The Chinese government plans to reform the country’s agriculture supply and marketing co-operative system. Last year the combined sales of China’s supply and marketing co-operatives reached Yuan 3.76tn ($612.4), with profits of Yuan 35.4bn.
In a paper issued earlier last month, the government highlights some key measures that need to be taken to revitalise the country’s co-operatives. These include establishing financing vehicles and e-commerce platforms to provide funding as well as sales support to farmers members of agricultural co-operatives. The government is also seeking to use online platforms to better connect farmer members with customers.
“Our co-operative system was a product of a socialist planned economy. It used to have great contributions to rural-urban developments. But as the agriculture sector develops, the system seemed to be losing touch with today’s farmers,” explained Wang Hanmin, secretary general of All China Federation of Supply and Marketing Cooperatives.
Reforming agricultural co-operatives is part of the central government’s plans for rural reform, set out in February this year.
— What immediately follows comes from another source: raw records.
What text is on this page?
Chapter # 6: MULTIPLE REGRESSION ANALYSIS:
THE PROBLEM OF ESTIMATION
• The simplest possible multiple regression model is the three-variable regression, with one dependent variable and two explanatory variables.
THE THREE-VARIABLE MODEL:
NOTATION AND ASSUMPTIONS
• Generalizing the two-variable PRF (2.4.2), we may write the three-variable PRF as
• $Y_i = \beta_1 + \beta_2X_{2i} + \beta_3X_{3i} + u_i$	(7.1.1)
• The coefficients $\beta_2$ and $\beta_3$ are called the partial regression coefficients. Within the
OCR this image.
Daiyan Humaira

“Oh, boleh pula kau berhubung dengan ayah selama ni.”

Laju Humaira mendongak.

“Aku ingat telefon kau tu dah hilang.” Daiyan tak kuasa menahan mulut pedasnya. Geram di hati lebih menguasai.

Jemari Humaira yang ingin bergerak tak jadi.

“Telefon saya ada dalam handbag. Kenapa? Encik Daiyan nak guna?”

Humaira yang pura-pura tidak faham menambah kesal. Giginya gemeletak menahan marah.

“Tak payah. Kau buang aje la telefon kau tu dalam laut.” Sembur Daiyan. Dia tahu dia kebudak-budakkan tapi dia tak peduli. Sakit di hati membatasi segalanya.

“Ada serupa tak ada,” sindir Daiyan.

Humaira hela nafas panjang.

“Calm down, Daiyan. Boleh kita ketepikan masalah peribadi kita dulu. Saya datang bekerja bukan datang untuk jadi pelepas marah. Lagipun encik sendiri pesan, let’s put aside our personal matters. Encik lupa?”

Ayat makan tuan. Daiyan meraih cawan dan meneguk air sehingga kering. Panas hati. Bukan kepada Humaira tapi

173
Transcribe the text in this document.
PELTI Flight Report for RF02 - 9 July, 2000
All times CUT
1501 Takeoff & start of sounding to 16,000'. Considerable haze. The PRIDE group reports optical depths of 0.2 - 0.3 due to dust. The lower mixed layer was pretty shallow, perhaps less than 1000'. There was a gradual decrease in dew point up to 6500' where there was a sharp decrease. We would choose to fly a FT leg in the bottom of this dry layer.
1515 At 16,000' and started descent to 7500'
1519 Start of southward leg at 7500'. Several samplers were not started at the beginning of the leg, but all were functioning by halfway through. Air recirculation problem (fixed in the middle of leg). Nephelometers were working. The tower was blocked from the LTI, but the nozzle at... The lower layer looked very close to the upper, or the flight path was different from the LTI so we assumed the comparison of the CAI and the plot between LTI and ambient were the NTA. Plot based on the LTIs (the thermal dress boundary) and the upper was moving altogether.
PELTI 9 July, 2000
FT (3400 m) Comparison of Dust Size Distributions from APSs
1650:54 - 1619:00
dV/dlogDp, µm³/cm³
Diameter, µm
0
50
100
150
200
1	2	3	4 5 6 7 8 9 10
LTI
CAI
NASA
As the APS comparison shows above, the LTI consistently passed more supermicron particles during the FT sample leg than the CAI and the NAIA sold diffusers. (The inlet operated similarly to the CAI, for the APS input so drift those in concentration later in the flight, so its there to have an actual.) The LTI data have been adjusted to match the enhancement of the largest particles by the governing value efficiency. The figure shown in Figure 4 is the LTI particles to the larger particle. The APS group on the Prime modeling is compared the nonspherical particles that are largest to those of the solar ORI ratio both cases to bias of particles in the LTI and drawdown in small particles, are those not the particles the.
Some of the new measures have already been tested in the Jiangsu province.
“Many farmers that joined have benefited from a bigger sales platform and a stronger collective sales power,” said Zhang Baoguo, head of CO-OP, Yihe Village, Jiangsu province.
The Ministry of Agriculture also announced on 30 April that it would allocate Yuan 23.4bn to support the appropriate management scale of grains, with a strong emphasis being placed on family farms and farmer co-operatives.
Rural land in China is usually under collective ownership. Farmers are part of the collective community and enjoy land use rights. Under the new pilot scheme, they will be allowed to turn their land use rights into shares in farming enterprises or co-operative societies.